I find the idea that children are automatically responsible for their parents horrific and not just because of the various cruelties mine inflicted on me. After one too many “while you live under my roof”s they got what they wanted and I didn’t live under it anymore. For a while, I didn’t live under any roof at all. So I’m not particularly inclined to live up to the responsibilities they themselves failed at. Not that they’d actually want or expect me to, I think.
But my case aside, the idea makes me genuinely shiver with horror. To be groomed into believing from an early age that you have to be grateful you were born or that your parents didn’t just decide to kill you or dump you somewhere…. and that this responsibility lasts your entire life regardless of their own behaviour….. and that your own chance of a fulfilling career or of being with someone you love might well be compromised because of it….
That noise can go to fuck.
‘golden cow’–it’s either ‘sacred cow’ or ‘golden calf’, make up your mind.
‘Always on the move, always hot desking. Short-term contracts. Laptops and mobiles – even the tools of modern workplace remind us that work no longer has any need of place. All this is a philosophy that could not have been better designed to spread misery and unhappiness. Human beings need roots for their emotional and psychological flourishing. They need long-term, face-to-face relationships; they need chatting in the local post office; they need a sense of shared identity, shared values, mutual commitment. No amount of economic growth is worth sacrificing all this for.’
I’m mostly inclined to agree with this sentiment…but all these people moving and hot desking are doing it under the compulsion of the same people who will compel them, even more, without any wider constraint on worker welfare from the EU. How could anyone imagine that the business elite, who create these working conditions, will become more ‘family-friendly’ and ‘community-friendly’ with less control? Idiot. And disingenuous idiot at that–at least take responsibility for the words you wrote that everyone can read.
“Children have a responsibility to look after parents.” This makes me so angry I find it difficult to type.
Talk to me about caring for parents when yours are deranged, abusive, have transient psychotic episodes, call in false police reports that you’re “missing” when you won’t answer the phone, extract thousands of dollars, and drive away friends and associates by claiming your son is insane.
I’m not the only one with parents like this by a long shot.
Coincidentally I saw the last 20 minutes or so of Carrie last night, so yeah. Yeah anyway, but for a vivid picture of it see Carrie.
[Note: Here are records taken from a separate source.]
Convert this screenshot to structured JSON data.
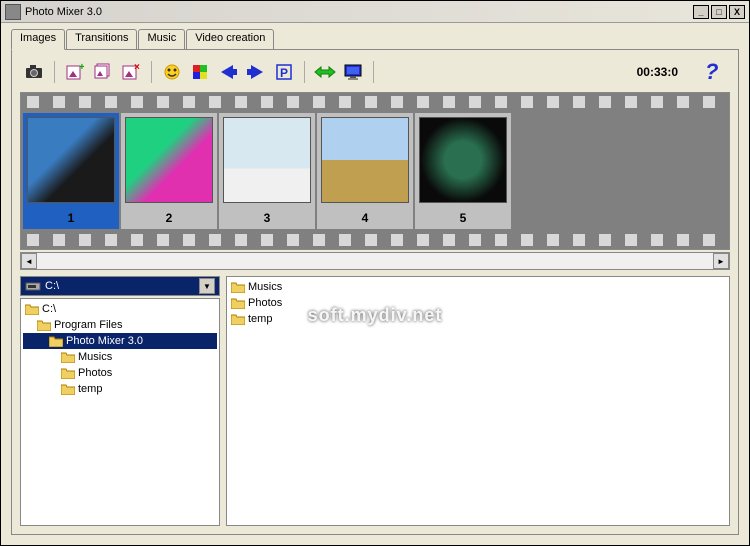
{
  "window": {
    "title": "Photo Mixer 3.0"
  },
  "tabs": [
    {
      "label": "Images"
    },
    {
      "label": "Transitions"
    },
    {
      "label": "Music"
    },
    {
      "label": "Video creation"
    }
  ],
  "time": "00:33:0",
  "frames": [
    {
      "num": "1"
    },
    {
      "num": "2"
    },
    {
      "num": "3"
    },
    {
      "num": "4"
    },
    {
      "num": "5"
    }
  ],
  "combo": {
    "value": "C:\\"
  },
  "tree": {
    "items": [
      {
        "label": "C:\\",
        "indent": 0
      },
      {
        "label": "Program Files",
        "indent": 1
      },
      {
        "label": "Photo Mixer 3.0",
        "indent": 2,
        "selected": true
      },
      {
        "label": "Musics",
        "indent": 3
      },
      {
        "label": "Photos",
        "indent": 3
      },
      {
        "label": "temp",
        "indent": 3
      }
    ]
  },
  "files": [
    {
      "name": "Musics"
    },
    {
      "name": "Photos"
    },
    {
      "name": "temp"
    }
  ],
  "watermark": "soft.mydiv.net"
}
Would Giles Fraser be willing to do the same for his mum? My grandmother’s primary carer is one of her sons / one of my uncles, yet he is most certainly not the one that helps her shower. A trained geriatric nurse comes in and does that, subsidised by the Australian government, specifically because it is well understood that that is not appropriate for parent-child relationships. And 25 years ago, my grandmother was the primary carer for her father… and also did not help him shower, for exactly the same reasons.
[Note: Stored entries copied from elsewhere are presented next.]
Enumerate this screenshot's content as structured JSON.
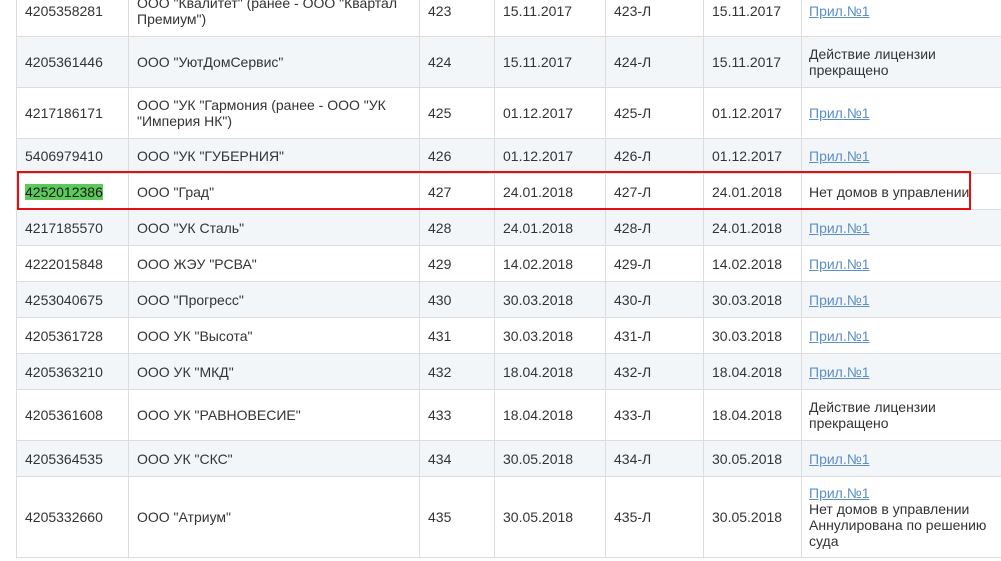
{
  "rows": [
    {
      "inn": "4205358281",
      "name": "ООО \"Квалитет\" (ранее - ООО \"Квартал Премиум\")",
      "num": "423",
      "date": "15.11.2017",
      "license": "423-Л",
      "date2": "15.11.2017",
      "note_link": "Прил.№1",
      "note_lines": []
    },
    {
      "inn": "4205361446",
      "name": "ООО \"УютДомСервис\"",
      "num": "424",
      "date": "15.11.2017",
      "license": "424-Л",
      "date2": "15.11.2017",
      "note_link": "",
      "note_lines": [
        "Действие лицензии",
        "прекращено"
      ]
    },
    {
      "inn": "4217186171",
      "name": "ООО \"УК \"Гармония (ранее - ООО \"УК \"Империя НК\")",
      "num": "425",
      "date": "01.12.2017",
      "license": "425-Л",
      "date2": "01.12.2017",
      "note_link": "Прил.№1",
      "note_lines": []
    },
    {
      "inn": "5406979410",
      "name": "ООО \"УК \"ГУБЕРНИЯ\"",
      "num": "426",
      "date": "01.12.2017",
      "license": "426-Л",
      "date2": "01.12.2017",
      "note_link": "Прил.№1",
      "note_lines": []
    },
    {
      "inn": "4252012386",
      "name": "ООО \"Град\"",
      "num": "427",
      "date": "24.01.2018",
      "license": "427-Л",
      "date2": "24.01.2018",
      "note_link": "",
      "note_lines": [
        "Нет домов в управлении"
      ]
    },
    {
      "inn": "4217185570",
      "name": "ООО \"УК Сталь\"",
      "num": "428",
      "date": "24.01.2018",
      "license": "428-Л",
      "date2": "24.01.2018",
      "note_link": "Прил.№1",
      "note_lines": []
    },
    {
      "inn": "4222015848",
      "name": "ООО ЖЭУ \"РСВА\"",
      "num": "429",
      "date": "14.02.2018",
      "license": "429-Л",
      "date2": "14.02.2018",
      "note_link": "Прил.№1",
      "note_lines": []
    },
    {
      "inn": "4253040675",
      "name": "ООО \"Прогресс\"",
      "num": "430",
      "date": "30.03.2018",
      "license": "430-Л",
      "date2": "30.03.2018",
      "note_link": "Прил.№1",
      "note_lines": []
    },
    {
      "inn": "4205361728",
      "name": "ООО УК \"Высота\"",
      "num": "431",
      "date": "30.03.2018",
      "license": "431-Л",
      "date2": "30.03.2018",
      "note_link": "Прил.№1",
      "note_lines": []
    },
    {
      "inn": "4205363210",
      "name": "ООО УК \"МКД\"",
      "num": "432",
      "date": "18.04.2018",
      "license": "432-Л",
      "date2": "18.04.2018",
      "note_link": "Прил.№1",
      "note_lines": []
    },
    {
      "inn": "4205361608",
      "name": "ООО УК \"РАВНОВЕСИЕ\"",
      "num": "433",
      "date": "18.04.2018",
      "license": "433-Л",
      "date2": "18.04.2018",
      "note_link": "",
      "note_lines": [
        "Действие лицензии",
        "прекращено"
      ]
    },
    {
      "inn": "4205364535",
      "name": "ООО УК \"СКС\"",
      "num": "434",
      "date": "30.05.2018",
      "license": "434-Л",
      "date2": "30.05.2018",
      "note_link": "Прил.№1",
      "note_lines": []
    },
    {
      "inn": "4205332660",
      "name": "ООО \"Атриум\"",
      "num": "435",
      "date": "30.05.2018",
      "license": "435-Л",
      "date2": "30.05.2018",
      "note_link": "Прил.№1",
      "note_lines": [
        "Нет домов в управлении",
        "Аннулирована по решению",
        "суда"
      ]
    }
  ],
  "highlighted_row_index": 4,
  "colors": {
    "highlight_mark": "#5bc95b",
    "annotation_box": "#e01010",
    "link": "#5b8fc7",
    "row_alt": "#f3f6f9"
  }
}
Holms, when I was taking care of my mother after one of her surgeries because my father had just had surgery and couldn’t do it, they didn’t ask me to bathe her, partially because of the inappropriateness of it, and partially because such things also require specialized training so you don’t hurt the person you are caring for. When my mother-in-law was in the hospital once, I was quite awed by the way they managed to get her around using a strap to make sure she didn’t fall, and when she did fall, it was a careful technique to get her back up without hurting her and they didn’t want me to help. Because I was not trained on how to do that, and they knew I would not want to hurt her, but could, because I wouldn’t know how to move her.
Showering is the same way; a delicate operation when one is old and fragile.